Loonster In the US, unordered merchandise is considered a gift. The lady that received the machine was in her legal right to keep it.
That may not actually be correct in this case from what I gather: remember it was delivered by mistake to an ACS customer with a similar name (not to that woman), so not to the woman at the address and he was no longer resident there. She actually had no right to accept the machine and the US System should not have delivered it without proper identification! The following ruleset probably applies, but she certainly couldn’t claim under the other law you mentioned.

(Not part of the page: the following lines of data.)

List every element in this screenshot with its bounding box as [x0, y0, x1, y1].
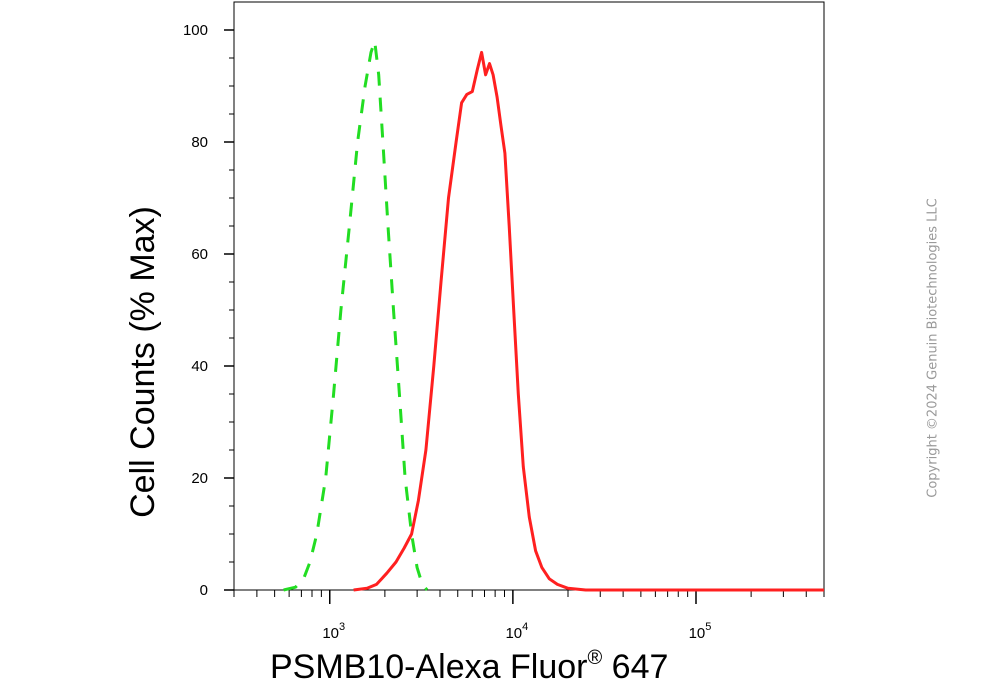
dashed-series-line — [283, 39, 429, 592]
y-tick-label: 20 — [191, 470, 208, 487]
x-tick-label: 104 — [505, 621, 528, 642]
y-tick-label: 40 — [191, 358, 208, 375]
x-axis-title: PSMB10-Alexa Fluor® 647 — [270, 647, 668, 686]
x-tick-label: 103 — [322, 621, 345, 642]
x-axis: 103 104 105 — [233, 590, 825, 642]
y-tick-label: 80 — [191, 134, 208, 151]
y-axis: 0 20 40 60 80 100 — [183, 22, 234, 599]
y-tick-label: 60 — [191, 246, 208, 263]
copyright-text: Copyright ©2024 Genuin Biotechnologies L… — [925, 198, 941, 498]
plot-frame — [233, 1, 825, 591]
y-axis-title: Cell Counts (% Max) — [124, 206, 162, 518]
y-tick-label: 100 — [183, 22, 208, 39]
x-tick-label: 105 — [689, 621, 712, 642]
solid-series-line — [353, 50, 824, 592]
y-tick-label: 0 — [200, 582, 208, 599]
series-layer — [283, 39, 824, 592]
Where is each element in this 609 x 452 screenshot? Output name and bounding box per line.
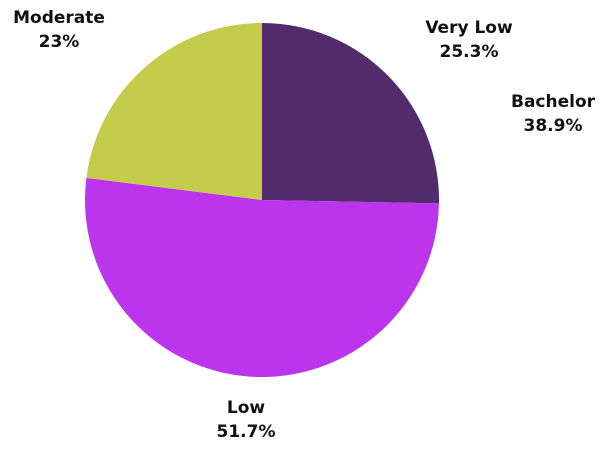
slice-label-bachelor-name: Bachelor [510,92,596,112]
pie-slices [85,23,440,378]
slice-label-moderate-name: Moderate [13,8,105,28]
slice-label-bachelor: Bachelor 38.9% [503,90,603,138]
slice-label-very-low: Very Low 25.3% [414,16,524,64]
slice-label-moderate-value: 23% [38,32,80,52]
pie-slice-low [85,177,439,378]
slice-label-moderate: Moderate 23% [6,6,112,54]
pie-slice-moderate [86,23,263,200]
pie-slice-very-low [262,23,440,204]
slice-label-low-value: 51.7% [216,422,276,442]
slice-label-low: Low 51.7% [196,396,296,444]
slice-label-very-low-name: Very Low [425,18,513,38]
slice-label-very-low-value: 25.3% [439,42,499,62]
slice-label-low-name: Low [226,398,266,418]
slice-label-bachelor-value: 38.9% [523,116,583,136]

39 U.S. Code § 3004 - Delivery of mail to persons not residents of the place of address
However, at least it has been made right, @abstracted has his machine and of course mistakes do happen. ACS for getting the name/details wrong and the customer @abstracted in not spotting this and correcting them. Ultimately it’s whether it is properly resolved…sure it can be frustrating and sometimes take much longer than we would like.
Just for ACS benefit, if it were my company (which it’s not), as soon as I found out the machine had been delivered to the wrong address, I would have shipped a new unit immediately…I would not have wanted a customer to wait 6 weeks s to get their machine. Hopefully ACS have learned and would do this next time as I know they always wish customers to be happy and satisfied.
I believe that would have led to a far better outcome for everyone. I say this because it was almost 100% certain that the machine would arrive damaged from the lady who was so uncooperative about admitting she had the machine or forwarding it. She would have probably opened it and have been unable to replace the pallet, which is band strapped on.